The umbrella group, known as the National Salvation Front, already has the tacit approval of the National Security Council, whose officials met with some of the organization's unaffiliated and liberal representatives in August.
On November 7, Election Day for Americans, the Front will work out funding details for the new Washington office at a meeting in Brussels, Belgium. One member of its 11-member general secretariat, Husam al-Dairi, said yesterday that the Front is soliciting bids from public relations and lobbying firms. The decision to set up new digs in America's capital is significant for both the White House and the National Salvation Front.
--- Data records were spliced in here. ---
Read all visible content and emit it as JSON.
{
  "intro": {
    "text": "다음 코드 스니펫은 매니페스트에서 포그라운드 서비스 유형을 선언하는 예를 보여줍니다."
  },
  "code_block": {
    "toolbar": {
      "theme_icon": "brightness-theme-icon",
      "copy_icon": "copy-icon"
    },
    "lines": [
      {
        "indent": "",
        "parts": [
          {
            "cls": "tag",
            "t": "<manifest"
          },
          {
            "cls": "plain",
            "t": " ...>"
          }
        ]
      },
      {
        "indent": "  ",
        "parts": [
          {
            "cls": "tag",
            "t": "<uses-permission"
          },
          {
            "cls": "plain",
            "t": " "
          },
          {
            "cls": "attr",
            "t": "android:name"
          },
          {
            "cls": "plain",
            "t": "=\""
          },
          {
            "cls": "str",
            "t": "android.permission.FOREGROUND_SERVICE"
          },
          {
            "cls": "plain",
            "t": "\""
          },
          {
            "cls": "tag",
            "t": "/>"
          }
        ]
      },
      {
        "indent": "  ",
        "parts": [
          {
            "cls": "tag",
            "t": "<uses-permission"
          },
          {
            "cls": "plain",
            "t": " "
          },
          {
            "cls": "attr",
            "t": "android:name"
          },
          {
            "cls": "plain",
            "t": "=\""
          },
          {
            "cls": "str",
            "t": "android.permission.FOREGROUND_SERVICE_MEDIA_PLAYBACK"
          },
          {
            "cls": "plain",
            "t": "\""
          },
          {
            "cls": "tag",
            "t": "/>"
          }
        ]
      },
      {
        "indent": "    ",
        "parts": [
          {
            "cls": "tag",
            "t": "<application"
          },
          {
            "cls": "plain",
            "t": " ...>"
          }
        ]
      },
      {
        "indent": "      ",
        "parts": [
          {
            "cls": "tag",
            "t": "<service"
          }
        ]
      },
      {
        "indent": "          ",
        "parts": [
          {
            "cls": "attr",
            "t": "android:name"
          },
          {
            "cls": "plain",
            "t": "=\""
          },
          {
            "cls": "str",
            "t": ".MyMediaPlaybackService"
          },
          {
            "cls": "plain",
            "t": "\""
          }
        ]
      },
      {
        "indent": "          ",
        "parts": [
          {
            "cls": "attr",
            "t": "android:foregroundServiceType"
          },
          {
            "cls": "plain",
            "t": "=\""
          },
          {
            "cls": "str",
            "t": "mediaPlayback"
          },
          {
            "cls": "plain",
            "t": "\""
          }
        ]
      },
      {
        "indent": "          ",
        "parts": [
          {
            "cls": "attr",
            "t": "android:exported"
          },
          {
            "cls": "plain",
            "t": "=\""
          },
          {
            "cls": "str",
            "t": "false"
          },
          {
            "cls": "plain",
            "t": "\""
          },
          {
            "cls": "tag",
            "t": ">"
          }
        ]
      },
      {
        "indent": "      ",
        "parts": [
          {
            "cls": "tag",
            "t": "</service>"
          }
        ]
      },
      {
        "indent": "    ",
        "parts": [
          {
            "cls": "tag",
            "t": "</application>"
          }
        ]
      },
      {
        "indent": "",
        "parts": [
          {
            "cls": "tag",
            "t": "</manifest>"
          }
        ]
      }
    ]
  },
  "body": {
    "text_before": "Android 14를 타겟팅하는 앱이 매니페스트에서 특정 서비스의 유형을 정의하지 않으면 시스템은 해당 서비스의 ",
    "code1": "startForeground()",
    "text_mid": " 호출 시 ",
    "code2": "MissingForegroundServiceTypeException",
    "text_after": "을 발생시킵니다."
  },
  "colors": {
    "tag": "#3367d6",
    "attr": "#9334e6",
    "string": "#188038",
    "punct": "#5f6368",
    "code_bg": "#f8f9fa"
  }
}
While America has worked with both Baathists and Islamists in Iraq to quell the sectarian violence, as a general rule the Bush administration has backed away from working with Islamist groups like the Egyptian Muslim Brotherhood and Hamas. Indeed, after Hamas won parliamentary elections in Gaza and the West Bank in January, the Treasury Department began pressuring Arab banks to cut ties with the Palestinian Authority, creating financial turmoil.
The National Salvation Front also has been wary of working with the Americans. But in the past two months, the leader of the Syrian Muslim Brotherhood, Ali Sadreddine Bayanouni, has taken a series of steps aimed at casting himself in a more moderate light. In August, Mr. Bayanouni told Al-Jazeera that he would be open to negotiations with Israel over the return of the Golan Heights. Mr. Dairi said yesterday that Mr. Bayanouni would even be open to meeting with American officials.
"Mr. Bayanouni would not have a problem meeting with Americans. If he is invited, he will not refuse the invitation. He has told this to me personally, and I believe him," Mr. Dairi said.
Over the last six months, the Bush administration has expressed cautious interest in a coalition that includes the Syrian Muslim Brotherhood, in part because of its frustration with the Assad regime, which the Brotherhood opposes. In March, for example, the assistant secretary of state for Near East affairs, David Welch, noted that the State Department was interested in what the Front had to say. Those remarks came a few weeks after a summit between a former Syrian vice president who defected in 2005, Abdul Halim Khaddam, and Mr. Bayanouni, who agreed to work together toward the ouster of the Assad regime.
On August 24, a delegation from the National Salvation Front met with officials from the National Security Council for what one participant described as an exchange of issues, one of which was a future office in the capital.
"We did discuss a Washington office," a founder of the Front and scholar at the Brookings Institution, Ammar Abdulhamid, told The New York Sun. "There was no problem. We not detect any hostility to this idea."
Mr. Dairi gave a similar assessment of the meeting."There will be a Washington office. This has been decided," he added.
Another Syrian opposition organization, the Reform Party of Syria, has criticized the Front's plans to open an office in Washington. In a statement released this week, the party said the new space would effectively be an office of the Syrian Muslim Brotherhood. (The Brotherhood was responsible for a wave of terrorist attacks in Syria in the early 1980s that led President Hafez al-Assad to send his brother to the city of Hama and level it, killing at least 20,000 people.)
Yesterday, Mr. Abdulhamid refuted this characterization of his organization. He pointed out that the Front also includes several Kurdish and liberal dissidents. A fellow at the Foundation for the Defense of Democracies and an authority on the Levant, Tony Badran, told the Sun that it is significant that the Front is opening a Washington office. "Americans have not said they have met with members of the Front openly, but at the same time they have not said they would not meet with them," he said. "It would be a significant move if indeed if the Front got over its problems with having anything to do with America and are now reaching out to America."